If the government wants to reduce electricity prices then it should open up the market to more competition from onshore wind, not make the sector a persona non grata.

“We appear to have a UK government that is allergic to onshore wind and we don’t really know why and they aren’t very good at explaining their reasons,” he said. This follows lobbying from SSE that the new government should back onshore wind.

If the Conservatives are re-elected as we expect then this could simply mean that it is business as usual for the hostile approach to onshore wind that it has adopted for the last two years.

But we hope May and her team will take the opportunity to back onshore wind in the national interest. For one, the British public likes onshore wind more than nuclear or shale gas, and so supporting the sector could be a vote-winner.
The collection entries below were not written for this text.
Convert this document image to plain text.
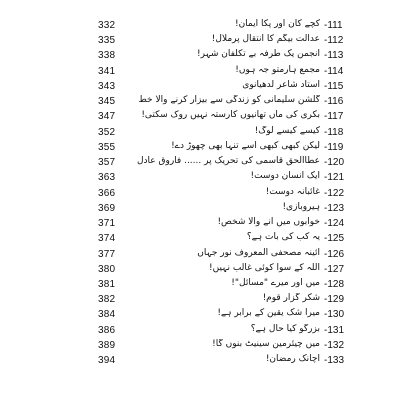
332	کچے کان اور پکا ایمان! -111
335	عدالت بیگم کا انتقال پرملال! -112
338	انجمن یک طرفہ بے تکلفان شہر! -113
341	مجمع ہارمتو جہ ہوں! -114
343	استاد شاعر لدھیانوی -115
345	گلشن سلیمانی کو زندگی سے بیزار کرنے والا خط -116
347	بکری کی ماں تھانیوں کارستہ نہیں روک سکتی! -117
352	کیسے کیسے لوگ! -118
355	لیکن کبھی کبھی اسے تنہا بھی چھوڑ دے! -119
357	عطاالحق قاسمی کی تحریک پر ...... فاروق عادل -120
363	ایک انسان دوست! -121
366	غائبانہ دوست! -122
369	ہیروبازی! -123
371	خوابوں میں آنے والا شخص! -124
374	یہ کب کی بات ہے؟ -125
377	آئینہ مصحفی المعروف نور جہاں -126
380	اللہ کے سوا کوئی غالب نہیں! -127
381	میں اور میرے "مسائل"! -128
382	شکر گزار قوم! -129
384	میرا شک یقین کے برابر ہے! -130
386	بزرگو کیا حال ہے؟ -131
389	میں چیئرمین سینیٹ بنوں گا! -132
394	اچانک رمضان! -133
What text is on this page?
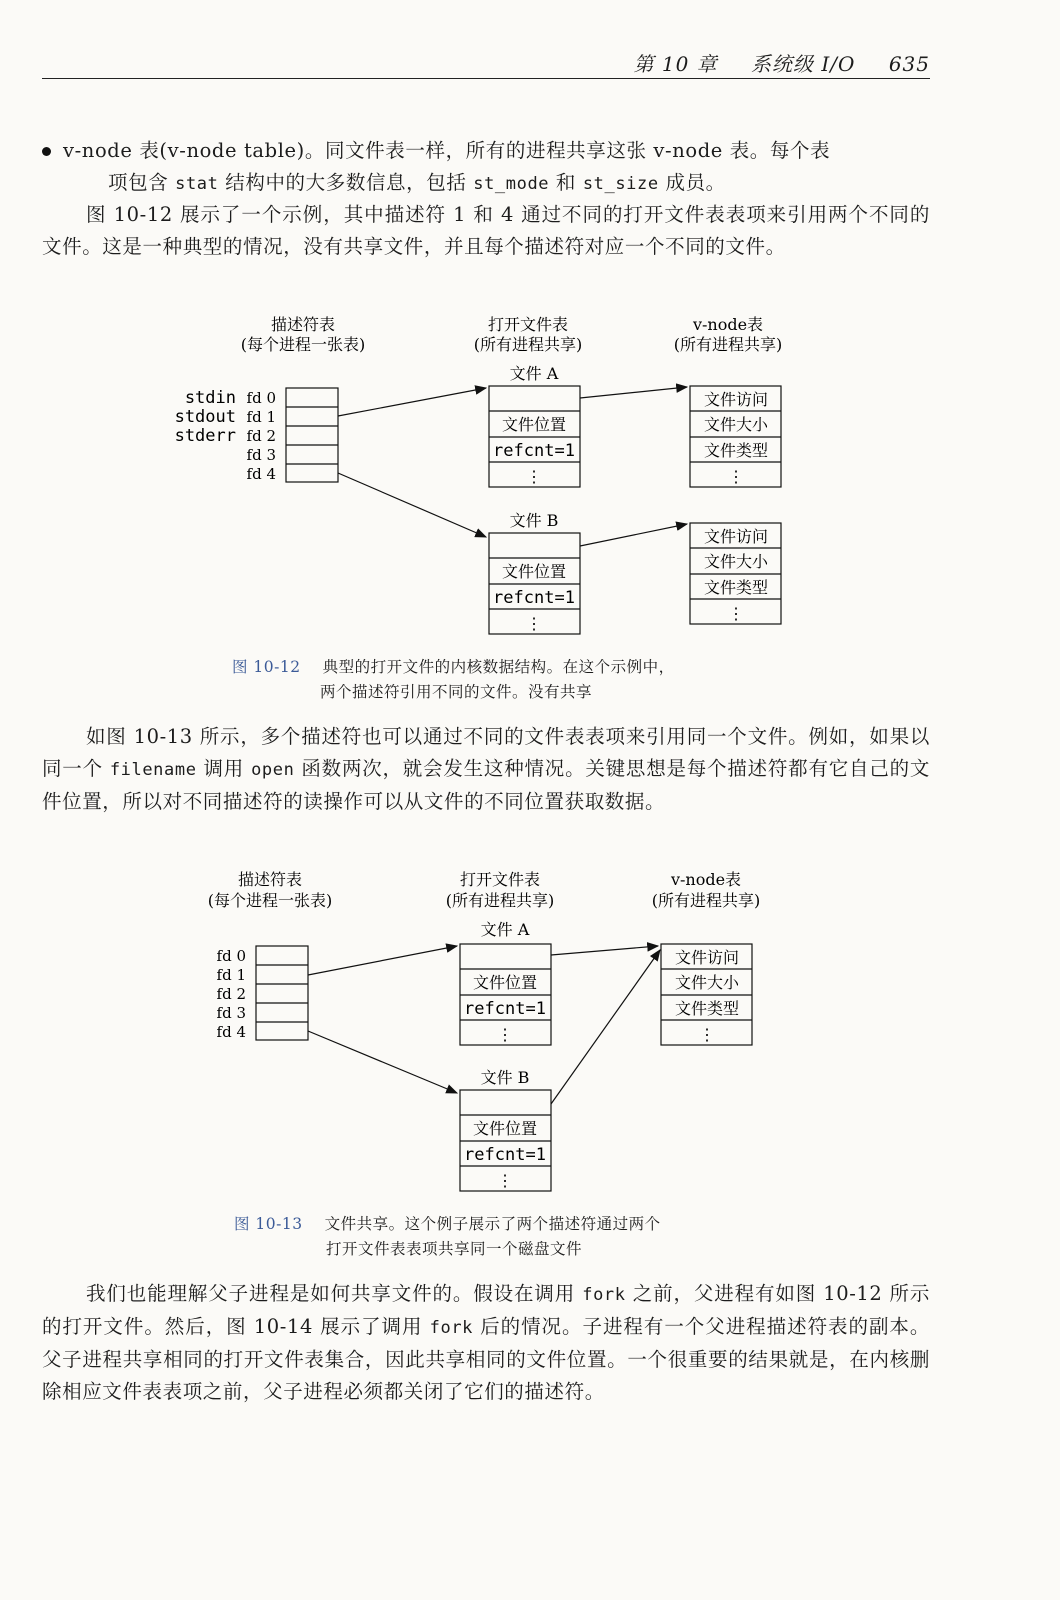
第 10 章 系统级 I/O 635
v-node 表(v-node table)。同文件表一样，所有的进程共享这张 v-node 表。每个表
项包含 stat 结构中的大多数信息，包括 st_mode 和 st_size 成员。
图 10-12 展示了一个示例，其中描述符 1 和 4 通过不同的打开文件表表项来引用两个不同的文件。这是一种典型的情况，没有共享文件，并且每个描述符对应一个不同的文件。
描述符表
(每个进程一张表)
打开文件表
(所有进程共享)
v-node表
(所有进程共享)
stdin
stdout
stderr
fd 0
fd 1
fd 2
fd 3
fd 4
文件 A
文件位置
refcnt=1
⋮
文件 B
文件位置
refcnt=1
⋮
文件访问
文件大小
文件类型
⋮
文件访问
文件大小
文件类型
⋮
图 10-12 典型的打开文件的内核数据结构。在这个示例中，
两个描述符引用不同的文件。没有共享
如图 10-13 所示，多个描述符也可以通过不同的文件表表项来引用同一个文件。例如，如果以同一个 filename 调用 open 函数两次，就会发生这种情况。关键思想是每个描述符都有它自己的文件位置，所以对不同描述符的读操作可以从文件的不同位置获取数据。
描述符表
(每个进程一张表)
打开文件表
(所有进程共享)
v-node表
(所有进程共享)
fd 0
fd 1
fd 2
fd 3
fd 4
文件 A
文件位置
refcnt=1
⋮
文件 B
文件位置
refcnt=1
⋮
文件访问
文件大小
文件类型
⋮
图 10-13 文件共享。这个例子展示了两个描述符通过两个
打开文件表表项共享同一个磁盘文件
我们也能理解父子进程是如何共享文件的。假设在调用 fork 之前，父进程有如图 10-12 所示的打开文件。然后，图 10-14 展示了调用 fork 后的情况。子进程有一个父进程描述符表的副本。父子进程共享相同的打开文件表集合，因此共享相同的文件位置。一个很重要的结果就是，在内核删除相应文件表表项之前，父子进程必须都关闭了它们的描述符。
Onshore wind is also the cheapest form of new electricity generation in the UK. If it is able to compete on an equal footing against other energy sources, it should help to reduce energy bills. Backing the wind sector can help May achieve her aims.

There should be political benefits too. The wane of the UK Independence Party after the Brexit referendum is set to deliver more voters to the Conservatives. This could mean she wants to keep happy incomers from a party that has been very anti-wind.

But, in our view, backing onshore wind could help May. It would quash the idea that her party is now UKIP Lite. In fact, supporting a growing sector like wind will help to support the businesses that the UK needs to make a success of Brexit, and will help the UK to reduce its reliance on electricity imported from mainland Europe.

And what about the conservative media? Newspapers like The Daily Mail have spent years pushing a narrative that renewables are pushing up power prices, regardless of the economics.

In fact, it is far less of a factor than the rising cost of overseas fossil fuels. Wind could be part of a narrative that the UK is, to coin a phrase, taking back control of energy production. Or perhaps this is too optimistic – like my springtime wardrobe choices often are.